A memória é curta mas creio
que nenhum governo teve uma vida tão árdua como o actual. Tem mantido um braço
de ferro constante não só com a oposição mas, sobretudo, com as corporações
profissionais entrincheiradas nos seus privilégios estatistas desde o 25 de
Abril e, muitas vezes, já antes. Acrescem a isso as arbitrariedades permanentes
de um Tribunal Constitucional que usurpou poderes sem os quais nenhum governo
terá a possibilidade de reduzir o despesismo público acumulado ao longo de
décadas nem de cumprir os termos do memorando assinado há mais de três anos e
meio com os credores.

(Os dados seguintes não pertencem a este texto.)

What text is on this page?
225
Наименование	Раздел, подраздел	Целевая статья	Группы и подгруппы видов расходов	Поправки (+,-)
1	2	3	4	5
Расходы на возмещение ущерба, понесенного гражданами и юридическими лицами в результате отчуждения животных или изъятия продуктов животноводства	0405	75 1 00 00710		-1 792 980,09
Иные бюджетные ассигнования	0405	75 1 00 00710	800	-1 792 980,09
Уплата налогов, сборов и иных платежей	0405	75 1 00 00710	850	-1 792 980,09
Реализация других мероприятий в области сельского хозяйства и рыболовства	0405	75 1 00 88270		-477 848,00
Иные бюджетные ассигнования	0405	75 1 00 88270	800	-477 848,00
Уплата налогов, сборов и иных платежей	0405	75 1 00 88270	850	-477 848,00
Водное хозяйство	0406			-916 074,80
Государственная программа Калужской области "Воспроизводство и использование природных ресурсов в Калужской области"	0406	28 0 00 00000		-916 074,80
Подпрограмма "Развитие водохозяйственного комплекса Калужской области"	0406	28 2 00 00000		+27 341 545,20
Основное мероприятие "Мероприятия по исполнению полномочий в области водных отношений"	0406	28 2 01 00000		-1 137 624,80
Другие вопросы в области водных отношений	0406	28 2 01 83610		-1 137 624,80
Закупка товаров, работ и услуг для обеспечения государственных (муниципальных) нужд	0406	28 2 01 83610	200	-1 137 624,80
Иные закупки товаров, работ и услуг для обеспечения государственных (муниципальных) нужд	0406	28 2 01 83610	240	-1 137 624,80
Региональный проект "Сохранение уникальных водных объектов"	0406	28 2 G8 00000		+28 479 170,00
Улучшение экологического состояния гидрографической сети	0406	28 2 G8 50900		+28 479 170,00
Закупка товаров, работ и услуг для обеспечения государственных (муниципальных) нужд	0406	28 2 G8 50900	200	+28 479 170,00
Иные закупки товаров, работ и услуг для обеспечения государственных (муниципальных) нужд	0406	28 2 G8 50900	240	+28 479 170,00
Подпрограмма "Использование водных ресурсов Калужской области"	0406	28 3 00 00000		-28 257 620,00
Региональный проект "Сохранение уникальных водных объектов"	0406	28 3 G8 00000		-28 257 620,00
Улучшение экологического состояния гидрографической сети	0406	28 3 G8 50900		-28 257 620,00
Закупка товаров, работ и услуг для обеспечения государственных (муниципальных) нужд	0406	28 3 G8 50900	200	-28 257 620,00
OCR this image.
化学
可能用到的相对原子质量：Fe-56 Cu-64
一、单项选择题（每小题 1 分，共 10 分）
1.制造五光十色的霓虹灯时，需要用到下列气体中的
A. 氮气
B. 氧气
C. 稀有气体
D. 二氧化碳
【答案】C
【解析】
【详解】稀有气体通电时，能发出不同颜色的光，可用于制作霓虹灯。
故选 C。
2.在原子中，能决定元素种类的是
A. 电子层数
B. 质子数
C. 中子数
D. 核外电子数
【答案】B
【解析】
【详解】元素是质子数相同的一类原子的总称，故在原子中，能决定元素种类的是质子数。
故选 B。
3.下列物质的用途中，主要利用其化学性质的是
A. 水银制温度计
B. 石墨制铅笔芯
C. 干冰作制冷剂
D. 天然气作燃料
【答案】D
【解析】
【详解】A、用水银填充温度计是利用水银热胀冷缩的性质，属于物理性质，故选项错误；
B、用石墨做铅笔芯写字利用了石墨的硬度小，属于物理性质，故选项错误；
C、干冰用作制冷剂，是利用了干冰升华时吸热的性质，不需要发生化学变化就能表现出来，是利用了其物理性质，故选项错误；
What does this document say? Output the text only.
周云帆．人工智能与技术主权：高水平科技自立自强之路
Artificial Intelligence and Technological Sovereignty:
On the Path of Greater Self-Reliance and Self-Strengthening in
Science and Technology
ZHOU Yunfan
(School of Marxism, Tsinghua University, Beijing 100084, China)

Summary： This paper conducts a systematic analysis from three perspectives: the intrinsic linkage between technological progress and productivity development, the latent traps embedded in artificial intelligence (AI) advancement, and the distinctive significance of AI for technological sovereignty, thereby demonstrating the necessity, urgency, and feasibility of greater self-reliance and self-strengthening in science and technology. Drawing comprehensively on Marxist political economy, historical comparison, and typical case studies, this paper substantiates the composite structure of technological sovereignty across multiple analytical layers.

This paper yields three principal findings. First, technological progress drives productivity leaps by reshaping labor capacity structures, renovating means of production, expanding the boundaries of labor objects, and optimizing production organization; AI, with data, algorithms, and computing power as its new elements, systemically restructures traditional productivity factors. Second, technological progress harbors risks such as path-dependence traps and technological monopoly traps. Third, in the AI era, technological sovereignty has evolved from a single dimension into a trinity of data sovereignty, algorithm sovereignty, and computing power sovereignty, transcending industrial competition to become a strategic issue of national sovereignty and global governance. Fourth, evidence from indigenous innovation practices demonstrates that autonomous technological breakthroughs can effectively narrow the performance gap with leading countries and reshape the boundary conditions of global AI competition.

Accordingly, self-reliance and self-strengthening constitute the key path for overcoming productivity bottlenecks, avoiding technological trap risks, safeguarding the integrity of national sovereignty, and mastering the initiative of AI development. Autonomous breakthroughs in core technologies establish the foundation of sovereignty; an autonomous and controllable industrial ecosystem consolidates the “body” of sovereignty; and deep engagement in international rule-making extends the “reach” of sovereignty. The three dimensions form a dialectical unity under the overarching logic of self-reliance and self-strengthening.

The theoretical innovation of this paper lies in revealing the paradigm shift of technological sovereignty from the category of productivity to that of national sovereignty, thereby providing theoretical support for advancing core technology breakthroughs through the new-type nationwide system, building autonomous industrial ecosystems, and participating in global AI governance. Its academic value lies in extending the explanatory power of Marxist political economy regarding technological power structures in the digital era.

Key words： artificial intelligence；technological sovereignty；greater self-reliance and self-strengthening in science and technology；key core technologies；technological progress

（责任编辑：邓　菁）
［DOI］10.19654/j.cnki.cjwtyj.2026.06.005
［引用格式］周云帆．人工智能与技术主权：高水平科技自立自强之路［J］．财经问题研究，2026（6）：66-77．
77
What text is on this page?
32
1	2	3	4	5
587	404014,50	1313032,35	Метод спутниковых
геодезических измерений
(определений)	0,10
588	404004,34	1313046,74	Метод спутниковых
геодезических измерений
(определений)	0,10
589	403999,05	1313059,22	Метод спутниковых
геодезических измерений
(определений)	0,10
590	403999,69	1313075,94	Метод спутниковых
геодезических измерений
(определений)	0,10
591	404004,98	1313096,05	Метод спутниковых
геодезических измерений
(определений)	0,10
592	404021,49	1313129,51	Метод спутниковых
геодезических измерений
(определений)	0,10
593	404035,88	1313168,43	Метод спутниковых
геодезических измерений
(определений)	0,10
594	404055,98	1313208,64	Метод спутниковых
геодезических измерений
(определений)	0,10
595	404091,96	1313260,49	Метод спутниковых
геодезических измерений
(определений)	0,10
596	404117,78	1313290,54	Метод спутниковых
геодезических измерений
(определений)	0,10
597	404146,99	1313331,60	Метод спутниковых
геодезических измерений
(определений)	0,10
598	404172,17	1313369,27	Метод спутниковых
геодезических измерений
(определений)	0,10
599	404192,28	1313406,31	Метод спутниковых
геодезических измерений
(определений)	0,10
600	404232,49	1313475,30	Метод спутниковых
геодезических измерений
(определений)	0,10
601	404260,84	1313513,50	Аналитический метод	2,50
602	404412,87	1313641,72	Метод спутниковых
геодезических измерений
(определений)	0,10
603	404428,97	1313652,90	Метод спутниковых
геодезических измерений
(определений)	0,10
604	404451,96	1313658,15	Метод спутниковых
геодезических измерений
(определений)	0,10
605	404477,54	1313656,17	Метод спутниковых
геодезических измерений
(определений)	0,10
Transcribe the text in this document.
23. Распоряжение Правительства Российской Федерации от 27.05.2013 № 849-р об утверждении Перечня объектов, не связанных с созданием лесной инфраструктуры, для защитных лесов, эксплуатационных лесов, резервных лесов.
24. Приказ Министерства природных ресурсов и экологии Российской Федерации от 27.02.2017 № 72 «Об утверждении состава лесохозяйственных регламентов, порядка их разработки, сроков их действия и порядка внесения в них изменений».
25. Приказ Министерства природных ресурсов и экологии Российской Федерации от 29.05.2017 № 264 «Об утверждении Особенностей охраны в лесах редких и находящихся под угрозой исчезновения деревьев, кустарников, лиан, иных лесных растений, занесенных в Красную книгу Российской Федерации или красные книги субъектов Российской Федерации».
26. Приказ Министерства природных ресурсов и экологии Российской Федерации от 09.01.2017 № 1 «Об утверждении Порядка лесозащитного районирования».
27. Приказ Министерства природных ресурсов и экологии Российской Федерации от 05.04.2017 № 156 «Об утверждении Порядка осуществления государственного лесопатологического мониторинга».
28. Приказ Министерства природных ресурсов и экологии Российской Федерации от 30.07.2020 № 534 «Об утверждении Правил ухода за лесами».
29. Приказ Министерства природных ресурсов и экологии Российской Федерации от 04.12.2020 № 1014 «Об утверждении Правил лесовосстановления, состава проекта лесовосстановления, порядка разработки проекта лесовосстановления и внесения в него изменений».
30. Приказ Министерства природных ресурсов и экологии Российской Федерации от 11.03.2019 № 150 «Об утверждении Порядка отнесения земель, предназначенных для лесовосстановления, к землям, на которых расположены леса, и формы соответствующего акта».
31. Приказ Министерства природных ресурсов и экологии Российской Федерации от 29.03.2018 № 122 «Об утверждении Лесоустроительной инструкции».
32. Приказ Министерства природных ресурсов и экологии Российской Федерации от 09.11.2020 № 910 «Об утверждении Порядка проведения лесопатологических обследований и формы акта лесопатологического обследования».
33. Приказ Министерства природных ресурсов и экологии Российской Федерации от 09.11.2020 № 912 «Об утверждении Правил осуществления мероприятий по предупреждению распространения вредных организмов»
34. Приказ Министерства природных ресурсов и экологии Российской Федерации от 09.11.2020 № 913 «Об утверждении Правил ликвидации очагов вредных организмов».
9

Imagine-se que o Tribunal Constitucional tinha tido o
mesmo comportamento quando o governo do país – sempre com o PS – teve de gerir
duas bancarrotas financeiras que chegaram a levar a inflação a 30%!
É um milagre que o governo
tenha durado até hoje, sobretudo tratando-se de uma coligação cuja
instabilidade tem sido permanente, mesmo depois do lamentável episódio da
«irrevogável» demissão do ano passado. Com efeito, Paulo Portas nunca cessou,
ao longo destes três anos e meio, de piscar um olho populista, seja aos grupos
sociais que supostamente apoiam o CDS, como os reformados, seja à própria
oposição, dando mais de uma vez a impressão de estar pronto a aliar-se com o
PS, já que a comunicação social decidiu de antemão que o PSD perderia a maioria
quando houvesse eleições…
É certo que a oposição e as
corporações não agradecem ao governo as múltiplas cedências que este tem sido
obrigado a fazer para não desagradar aos partidos e às corporações que
beneficiam, em turnos alternados, com o anquilosamento de uma sociedade e de
uma economia insustentáveis a longo-prazo. Sair do «euro», como é tentação dos
soberanismos de direita e de esquerda, não resolveria nada; apenas faria recuar
Portugal décadas.
Todavia, se a oposição e as
corporações não agradecem as cedências voluntárias e involuntárias do governo,
não é por não beneficiarem com elas. Claro que beneficiam. Inversamente, o
único trunfo político que o primeiro-ministro e o seu núcleo resistente podem
reivindicar é esse mínimo de coerência que têm demonstrado e que lhes permitiu
aguentar o país até aqui. Quando António Costa tomou o poder no PS, o braço de
ferro do governo com os seus adversários ficou ao rubro. Redobrou a gritaria contra
toda e qualquer medida governamental, mesmo que figure no memorando assinado
por Sócrates em pessoa, e a expectativa eleitoral desencoraja à primeira vista
quaisquer novas medidas de fundo.
Pode no entanto tratar-se de
um erro de cálculo. Se é forte a tentação do governo para fazer mais cedências
com vista a eventuais ganhos eleitorais, a verdade é que as forças sociais e
políticas que, sem apoiarem o PSD nas sondagens, também não estão rendidas ao
populismo de esquerda nem de direita, pois não acreditam na viabilidade de
nenhuma dessas soluções, tais forças – dizia eu – mantêm-se fiéis,
contrariadamente que seja, à coesão europeia. Elas esperam do governo mais – e
não menos – firmeza na reforma possível do Estado e na manutenção dos magros
ganhos de que o PSD se pode gabar. Em suma, a maioria da população que suportou
os «cortes» gostaria de continuar a acreditar que isso serviu para alguma
coisa, concretamente para diminuir o desemprego, estimular um mínimo de
crescimento económico e manter-nos na Europa.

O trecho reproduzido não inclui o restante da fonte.